At the top, the car gets stuck.

“It was a wonderful Buster Keaton-esque set piece that gave Zendaya an opportunity to really do some physical performance, stuff that I thought was really fun to watch,” Audouy says of the scene.

Originally, Rue was going to cross at the Rio Grande. But during a research trip to the Drug Enforcement Agency in Downtown L.A., Audouy spotted a photo in the hallway of a Jeep stuck in the very position Rue finds herself in on the show.

“Sam was like, ‘Oh my God, that looks like such a stupid situation.’ Like, he couldn’t believe that someone was stupid enough to try it, and he rewrote the scene based on that photograph,” Audouy says. 

Rather than use CGI to create the moment, Audouy built a 150-foot border wall, up to 30 feet high, on location in the Mojave Desert.

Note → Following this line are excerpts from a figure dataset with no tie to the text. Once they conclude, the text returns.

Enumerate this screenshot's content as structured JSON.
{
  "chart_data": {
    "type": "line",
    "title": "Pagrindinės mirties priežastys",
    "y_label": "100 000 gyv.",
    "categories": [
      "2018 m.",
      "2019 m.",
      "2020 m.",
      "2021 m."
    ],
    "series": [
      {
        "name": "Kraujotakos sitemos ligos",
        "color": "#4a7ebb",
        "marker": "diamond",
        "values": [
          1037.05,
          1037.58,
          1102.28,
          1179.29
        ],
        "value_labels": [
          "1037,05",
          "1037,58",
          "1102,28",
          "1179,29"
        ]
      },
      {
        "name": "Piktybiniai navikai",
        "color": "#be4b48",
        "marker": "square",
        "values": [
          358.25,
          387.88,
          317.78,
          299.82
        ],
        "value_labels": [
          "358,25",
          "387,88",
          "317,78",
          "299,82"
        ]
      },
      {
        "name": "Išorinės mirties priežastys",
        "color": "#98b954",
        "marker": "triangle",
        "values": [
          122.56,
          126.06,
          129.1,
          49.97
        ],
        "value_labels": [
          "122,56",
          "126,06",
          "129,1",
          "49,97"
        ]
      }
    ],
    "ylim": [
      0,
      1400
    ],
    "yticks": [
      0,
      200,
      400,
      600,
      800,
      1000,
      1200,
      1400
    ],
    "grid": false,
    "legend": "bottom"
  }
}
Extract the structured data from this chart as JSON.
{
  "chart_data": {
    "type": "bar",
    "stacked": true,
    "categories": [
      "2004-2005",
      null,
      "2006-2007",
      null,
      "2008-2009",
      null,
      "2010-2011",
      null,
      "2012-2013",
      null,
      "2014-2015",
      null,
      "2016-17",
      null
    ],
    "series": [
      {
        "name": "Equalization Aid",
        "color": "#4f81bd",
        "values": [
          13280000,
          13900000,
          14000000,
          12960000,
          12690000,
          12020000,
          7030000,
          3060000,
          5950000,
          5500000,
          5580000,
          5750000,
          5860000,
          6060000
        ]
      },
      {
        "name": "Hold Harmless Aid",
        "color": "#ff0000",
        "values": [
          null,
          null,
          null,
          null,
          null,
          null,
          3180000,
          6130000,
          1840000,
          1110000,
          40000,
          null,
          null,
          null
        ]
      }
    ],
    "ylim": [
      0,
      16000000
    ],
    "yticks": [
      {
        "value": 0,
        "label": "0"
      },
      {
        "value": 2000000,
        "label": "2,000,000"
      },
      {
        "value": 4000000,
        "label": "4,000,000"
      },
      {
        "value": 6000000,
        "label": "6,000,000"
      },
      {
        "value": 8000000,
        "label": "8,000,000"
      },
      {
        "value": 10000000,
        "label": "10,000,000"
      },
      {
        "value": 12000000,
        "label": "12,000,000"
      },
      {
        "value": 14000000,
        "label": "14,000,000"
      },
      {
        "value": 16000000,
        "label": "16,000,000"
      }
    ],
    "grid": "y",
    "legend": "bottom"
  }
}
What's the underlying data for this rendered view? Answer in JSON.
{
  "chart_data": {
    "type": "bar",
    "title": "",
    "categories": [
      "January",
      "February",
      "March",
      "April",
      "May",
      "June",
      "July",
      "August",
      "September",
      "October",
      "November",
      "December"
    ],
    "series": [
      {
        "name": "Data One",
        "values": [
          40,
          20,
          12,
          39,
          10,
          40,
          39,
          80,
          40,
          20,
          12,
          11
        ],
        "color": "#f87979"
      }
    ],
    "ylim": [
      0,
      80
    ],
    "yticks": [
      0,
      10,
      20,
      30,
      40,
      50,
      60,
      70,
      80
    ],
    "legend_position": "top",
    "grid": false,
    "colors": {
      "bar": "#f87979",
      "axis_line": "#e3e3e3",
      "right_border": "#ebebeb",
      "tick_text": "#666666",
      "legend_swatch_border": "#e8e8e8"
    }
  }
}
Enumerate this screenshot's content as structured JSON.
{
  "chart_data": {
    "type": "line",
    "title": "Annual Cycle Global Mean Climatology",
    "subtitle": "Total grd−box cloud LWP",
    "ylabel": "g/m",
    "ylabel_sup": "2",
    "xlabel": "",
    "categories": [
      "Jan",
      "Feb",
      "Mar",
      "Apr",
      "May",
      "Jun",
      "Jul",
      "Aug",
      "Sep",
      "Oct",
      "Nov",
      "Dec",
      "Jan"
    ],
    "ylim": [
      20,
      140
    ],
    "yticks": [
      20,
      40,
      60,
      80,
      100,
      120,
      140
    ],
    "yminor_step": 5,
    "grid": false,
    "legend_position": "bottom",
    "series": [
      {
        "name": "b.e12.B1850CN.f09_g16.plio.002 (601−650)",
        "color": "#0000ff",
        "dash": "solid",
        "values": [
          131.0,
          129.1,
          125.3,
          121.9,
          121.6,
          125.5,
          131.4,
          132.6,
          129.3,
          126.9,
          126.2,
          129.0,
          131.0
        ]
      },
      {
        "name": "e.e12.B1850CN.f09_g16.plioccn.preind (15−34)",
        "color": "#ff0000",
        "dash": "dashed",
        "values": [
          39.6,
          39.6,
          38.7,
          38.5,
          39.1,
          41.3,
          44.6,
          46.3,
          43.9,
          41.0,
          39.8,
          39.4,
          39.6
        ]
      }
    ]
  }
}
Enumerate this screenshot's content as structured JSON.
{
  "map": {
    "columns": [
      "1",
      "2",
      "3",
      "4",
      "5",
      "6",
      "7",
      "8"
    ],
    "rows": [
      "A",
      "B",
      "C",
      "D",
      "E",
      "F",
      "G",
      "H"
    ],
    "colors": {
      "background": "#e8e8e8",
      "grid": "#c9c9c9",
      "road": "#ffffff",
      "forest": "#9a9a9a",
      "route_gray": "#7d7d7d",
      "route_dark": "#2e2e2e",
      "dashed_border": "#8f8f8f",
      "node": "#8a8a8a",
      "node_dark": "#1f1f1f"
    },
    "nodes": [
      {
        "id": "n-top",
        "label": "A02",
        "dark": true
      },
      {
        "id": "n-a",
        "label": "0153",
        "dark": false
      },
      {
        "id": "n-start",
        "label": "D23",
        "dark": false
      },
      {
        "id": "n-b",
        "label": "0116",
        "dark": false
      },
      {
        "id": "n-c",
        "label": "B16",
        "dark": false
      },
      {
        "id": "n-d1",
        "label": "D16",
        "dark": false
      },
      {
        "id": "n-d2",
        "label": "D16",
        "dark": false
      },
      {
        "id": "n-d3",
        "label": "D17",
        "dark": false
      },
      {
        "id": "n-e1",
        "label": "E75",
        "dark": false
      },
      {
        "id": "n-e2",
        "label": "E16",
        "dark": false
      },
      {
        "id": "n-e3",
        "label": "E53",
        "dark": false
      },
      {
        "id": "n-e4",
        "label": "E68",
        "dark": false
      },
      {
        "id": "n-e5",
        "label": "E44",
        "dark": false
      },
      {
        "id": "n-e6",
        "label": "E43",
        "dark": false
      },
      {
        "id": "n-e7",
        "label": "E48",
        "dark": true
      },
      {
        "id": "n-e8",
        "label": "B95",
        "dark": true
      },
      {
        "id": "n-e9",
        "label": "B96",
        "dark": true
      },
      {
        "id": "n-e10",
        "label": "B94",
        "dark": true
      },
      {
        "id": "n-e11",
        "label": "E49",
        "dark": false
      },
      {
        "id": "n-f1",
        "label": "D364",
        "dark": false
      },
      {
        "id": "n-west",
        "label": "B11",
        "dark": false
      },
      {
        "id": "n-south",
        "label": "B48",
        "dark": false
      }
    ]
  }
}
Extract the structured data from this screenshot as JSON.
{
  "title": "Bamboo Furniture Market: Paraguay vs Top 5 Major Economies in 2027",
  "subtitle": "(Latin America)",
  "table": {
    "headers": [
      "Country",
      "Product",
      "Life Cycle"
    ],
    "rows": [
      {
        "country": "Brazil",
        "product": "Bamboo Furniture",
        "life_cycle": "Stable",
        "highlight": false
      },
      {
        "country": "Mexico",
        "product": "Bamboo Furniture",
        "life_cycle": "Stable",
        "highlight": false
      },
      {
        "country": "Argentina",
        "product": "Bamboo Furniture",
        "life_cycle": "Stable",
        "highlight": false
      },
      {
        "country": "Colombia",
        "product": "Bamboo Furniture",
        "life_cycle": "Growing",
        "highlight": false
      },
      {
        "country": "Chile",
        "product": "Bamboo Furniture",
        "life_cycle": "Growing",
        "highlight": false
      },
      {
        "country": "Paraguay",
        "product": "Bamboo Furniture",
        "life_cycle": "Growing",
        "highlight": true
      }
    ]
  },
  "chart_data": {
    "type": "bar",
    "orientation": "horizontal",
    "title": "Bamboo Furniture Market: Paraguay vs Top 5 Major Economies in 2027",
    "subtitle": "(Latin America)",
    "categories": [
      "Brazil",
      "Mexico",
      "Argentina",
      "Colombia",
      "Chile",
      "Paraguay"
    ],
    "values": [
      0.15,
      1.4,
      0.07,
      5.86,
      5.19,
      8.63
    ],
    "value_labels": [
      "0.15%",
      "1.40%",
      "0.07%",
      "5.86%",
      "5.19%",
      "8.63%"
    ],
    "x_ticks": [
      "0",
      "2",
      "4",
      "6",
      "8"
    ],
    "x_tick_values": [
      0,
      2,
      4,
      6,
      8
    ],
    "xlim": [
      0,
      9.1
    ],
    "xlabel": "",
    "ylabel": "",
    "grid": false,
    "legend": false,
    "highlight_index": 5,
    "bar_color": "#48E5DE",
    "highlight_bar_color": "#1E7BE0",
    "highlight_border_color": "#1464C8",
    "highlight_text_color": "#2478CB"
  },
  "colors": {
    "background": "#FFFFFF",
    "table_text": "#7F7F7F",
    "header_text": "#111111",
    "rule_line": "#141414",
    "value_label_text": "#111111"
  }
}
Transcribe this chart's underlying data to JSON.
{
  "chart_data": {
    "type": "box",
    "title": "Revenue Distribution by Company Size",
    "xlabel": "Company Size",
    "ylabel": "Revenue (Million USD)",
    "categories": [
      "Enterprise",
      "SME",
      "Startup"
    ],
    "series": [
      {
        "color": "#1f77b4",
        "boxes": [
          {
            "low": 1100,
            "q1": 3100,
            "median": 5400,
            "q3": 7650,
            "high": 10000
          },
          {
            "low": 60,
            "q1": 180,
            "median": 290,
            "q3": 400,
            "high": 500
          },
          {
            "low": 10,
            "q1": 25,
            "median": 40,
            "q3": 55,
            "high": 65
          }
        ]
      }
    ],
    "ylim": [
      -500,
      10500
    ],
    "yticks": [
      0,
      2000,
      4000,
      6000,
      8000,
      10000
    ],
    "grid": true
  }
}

“We really did things like that that were closer to the whole Old Hollywood approach of the 1950s, ’60s and ’70s,” he says, “where you would really use all of the assets that Southern California provides when shooting a movie. You would go to where the best visuals were.”

Audouy and the Euphoria crew shot the Zendaya scene near Edwards Air Force Base, a desolate location that allowed them to replicate the vast, empty expanse along much of the U.S.-Mexico border. “It was really magical.”